Pour de nombreux auteurs la signature du traité témoigne pourtant de l’abandon par les dirigeants
bolcheviks de sa politique révolutionnaire au profit des intérêts nationaux de la Russie, fut-elle
rouge.
Dès l’origine les communistes russes ont donc été confronté au problème de la contradiction possible
entre les intérêts de l’Etat soviétique et ceux du mouvement révolutionnaire international.

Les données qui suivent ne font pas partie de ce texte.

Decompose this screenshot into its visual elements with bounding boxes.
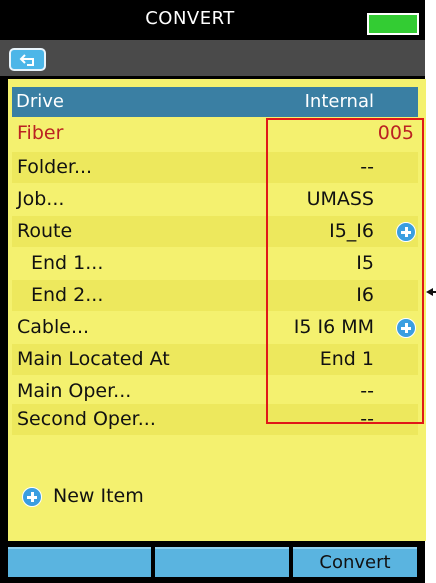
title-bar: CONVERT <box>0 0 425 40</box>
fiber-label: Fiber <box>17 122 64 144</box>
battery-icon <box>367 13 419 35</box>
softkey-2[interactable] <box>155 547 289 577</box>
route-label: Route <box>17 220 73 242</box>
main-located-label: Main Located At <box>17 348 170 370</box>
drive-value: Internal <box>304 91 374 112</box>
end2-label: End 2... <box>31 284 104 306</box>
end1-label: End 1... <box>31 252 104 274</box>
back-arrow-icon <box>19 53 34 66</box>
drive-label: Drive <box>16 91 64 112</box>
convert-button[interactable]: Convert <box>293 547 417 577</box>
cable-label: Cable... <box>17 316 90 338</box>
job-label: Job... <box>17 188 65 210</box>
new-item-plus-icon <box>22 487 42 507</box>
second-oper-label: Second Oper... <box>17 408 156 430</box>
value-highlight-box <box>266 118 424 424</box>
back-button[interactable] <box>9 48 46 71</box>
softkey-1[interactable] <box>8 547 151 577</box>
drive-row[interactable]: Drive Internal <box>12 87 418 117</box>
window-title: CONVERT <box>145 8 235 29</box>
main-oper-label: Main Oper... <box>17 380 132 402</box>
folder-label: Folder... <box>17 156 93 178</box>
pointer-arrow-icon <box>426 288 436 296</box>
toolbar <box>0 40 425 76</box>
new-item-label: New Item <box>53 485 144 507</box>
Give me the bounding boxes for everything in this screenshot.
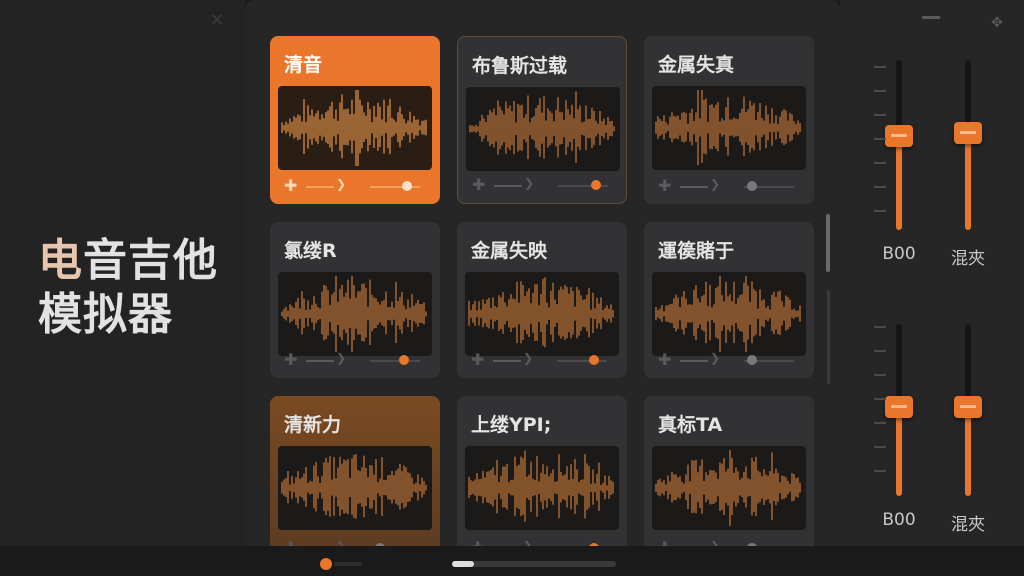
plus-icon[interactable]: ✚ [658,350,671,369]
plus-icon[interactable]: ✚ [284,176,297,195]
plus-icon[interactable]: ✚ [471,350,484,369]
scroll-track[interactable] [827,290,830,384]
slider-thumb[interactable] [954,396,982,418]
mini-slider-knob[interactable] [589,355,599,365]
control-line [680,186,708,188]
app-title-line1: 电音吉他 [38,235,218,286]
waveform-display [278,446,432,530]
left-panel: ✕ 电音吉他 模拟器 [0,0,245,546]
slider-fill [896,407,902,496]
preset-card[interactable]: 氯缕R ✚ ❯ [270,222,440,378]
mixer-slider[interactable] [879,60,919,230]
preset-card[interactable]: 布鲁斯过载 ✚ ❯ [457,36,627,204]
arrow-right-icon[interactable]: ❯ [710,177,720,191]
preset-card[interactable]: 金属失真 ✚ ❯ [644,36,814,204]
preset-card[interactable]: 真标TA ✚ ❯ [644,396,814,546]
preset-controls: ✚❯ [471,350,613,369]
preset-card-title: 運篌賭于 [658,240,735,262]
preset-card-title: 清音 [284,54,323,76]
preset-card[interactable]: 運篌賭于 ✚ ❯ [644,222,814,378]
slider-label: 混夾 [951,515,985,535]
bottom-bar [0,546,1024,576]
mixer-slider[interactable] [948,60,988,230]
close-icon[interactable]: ✕ [208,12,226,30]
move-icon[interactable]: ✥ [988,14,1006,32]
waveform-display [466,87,620,171]
slider-label: B00 [882,510,916,530]
slider-label: B00 [882,244,916,264]
slider-fill [965,133,971,230]
preset-controls: ✚❯ [472,175,614,194]
preset-card-title: 布鲁斯过载 [472,55,568,77]
arrow-right-icon[interactable]: ❯ [710,539,720,546]
minimize-icon[interactable] [922,16,940,19]
preset-card[interactable]: 上缕YPI; ✚ ❯ [457,396,627,546]
mini-slider-knob[interactable] [399,355,409,365]
waveform-display [652,446,806,530]
preset-card[interactable]: 清新力 ✚ ❯ [270,396,440,546]
plus-icon[interactable]: ✚ [284,350,297,369]
mini-slider-track[interactable] [370,186,420,188]
waveform-display [652,272,806,356]
arrow-right-icon[interactable]: ❯ [336,351,346,365]
plus-icon[interactable]: ✚ [658,176,671,195]
mini-slider-track[interactable] [370,360,420,362]
waveform-display [278,86,432,170]
preset-card-title: 清新力 [284,414,342,436]
slider-fill [965,407,971,496]
plus-icon[interactable]: ✚ [471,538,484,546]
preset-controls: ✚❯ [658,176,800,195]
arrow-right-icon[interactable]: ❯ [523,539,533,546]
waveform-display [465,272,619,356]
preset-card[interactable]: 金属失映 ✚ ❯ [457,222,627,378]
mini-slider-knob[interactable] [747,181,757,191]
preset-card-title: 上缕YPI; [471,414,552,436]
mini-slider-knob[interactable] [591,180,601,190]
page-indicator-dot[interactable] [320,558,332,570]
page-indicator-track [334,562,362,566]
app-title: 电音吉他 模拟器 [38,234,238,342]
scroll-thumb[interactable] [826,214,830,272]
control-line [306,186,334,188]
waveform-display [278,272,432,356]
arrow-right-icon[interactable]: ❯ [523,351,533,365]
arrow-right-icon[interactable]: ❯ [710,351,720,365]
vertical-scrollbar[interactable] [826,214,832,384]
preset-card-title: 金属失真 [658,54,735,76]
preset-card[interactable]: 清音 ✚ ❯ [270,36,440,204]
arrow-right-icon[interactable]: ❯ [524,176,534,190]
mini-slider-track[interactable] [557,360,607,362]
slider-fill [896,136,902,230]
preset-grid: 清音✚❯布鲁斯过载✚❯金属失真✚❯氯缕R✚❯金属失映✚❯運篌賭于✚❯清新力✚❯上… [245,0,840,546]
preset-controls: ✚❯ [658,350,800,369]
control-line [494,185,522,187]
slider-thumb[interactable] [885,396,913,418]
horizontal-scroll-thumb[interactable] [452,561,474,567]
waveform-display [465,446,619,530]
slider-thumb[interactable] [954,122,982,144]
preset-controls: ✚❯ [284,176,426,195]
app-title-line2: 模拟器 [38,289,173,340]
preset-controls: ✚❯ [284,350,426,369]
plus-icon[interactable]: ✚ [658,538,671,546]
control-line [493,360,521,362]
arrow-right-icon[interactable]: ❯ [336,177,346,191]
control-line [306,360,334,362]
slider-label: 混夾 [951,249,985,269]
mini-slider-knob[interactable] [402,181,412,191]
preset-card-title: 金属失映 [471,240,548,262]
arrow-right-icon[interactable]: ❯ [336,539,346,546]
slider-thumb[interactable] [885,125,913,147]
mixer-slider[interactable] [948,324,988,496]
plus-icon[interactable]: ✚ [472,175,485,194]
plus-icon[interactable]: ✚ [284,538,297,546]
mini-slider-knob[interactable] [747,355,757,365]
mixer-panel [840,0,1024,546]
preset-card-title: 真标TA [658,414,723,436]
control-line [680,360,708,362]
preset-card-title: 氯缕R [284,240,337,262]
horizontal-scrollbar[interactable] [452,561,616,567]
waveform-display [652,86,806,170]
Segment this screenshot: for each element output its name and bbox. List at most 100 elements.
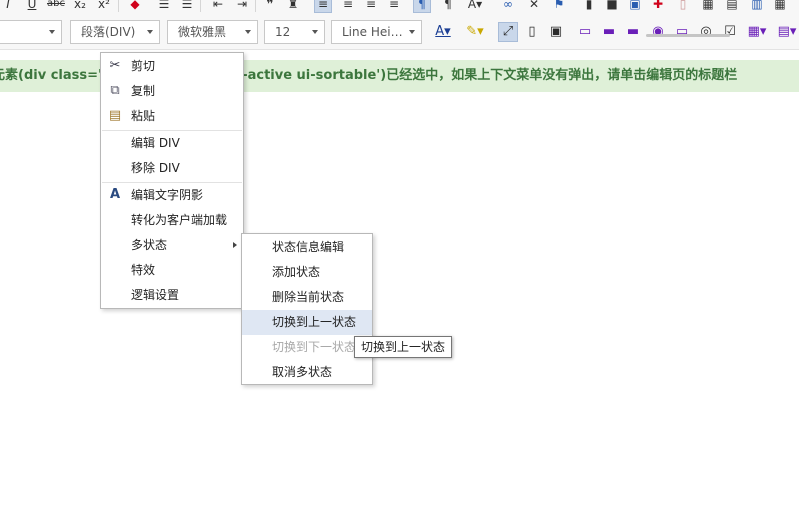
menu-item-label: 编辑文字阴影 [131, 188, 204, 202]
link-icon[interactable]: ∞ [500, 0, 516, 12]
rtl-direction-icon[interactable]: ¶ [440, 0, 456, 12]
media-icon[interactable]: ▦ [700, 0, 716, 12]
menu-item-label: 剪切 [131, 59, 156, 73]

Cette contradiction constituera l’une des constantes de la politique extérieure soviétique, connue sous
l’expression de double politique.
II. LA GUERRE IMPOSEE : INTERVENTIONS ETRANGERES ET GUERRE CIVILE
La signature du traité de Brest-Litovsk en mars 1918, un trai“imposé un revolver à la main” selon
l’expression d’un communiste de gauche, ne fournit pas aux bolcheviks le répit espéré par Lénine
pour consolider leur régime.
Dès le printemps 1918, la Russie soviétique est en effet confrontée à la guerre civile et aux
interventions étrangères.
La guerre civile dépasse la simple opposition rouge contre blancs : il s’agit d’un phénomène complexe.
Les rouges sont facilement identifiables. Il s’agit des partisans du régime : les bk et les SR de gauche.
Mais les Blancs : des monarchistes, des KD, des SR (Savinkov), des mencheviks.
Il y a aussi les verts : des anarchistes paysans, très implanté en Ukraine,
Et les armées étrangères : les troupes de l’entente, la légion tchèque, l’armée polonaise de Pilsudski, les
troupe du Baltikum.
Quatre facteurs vont peser sur les orientations de la guerre :
1.-Les conditions économiques et financières qui restent désastreuses pendant toute la période.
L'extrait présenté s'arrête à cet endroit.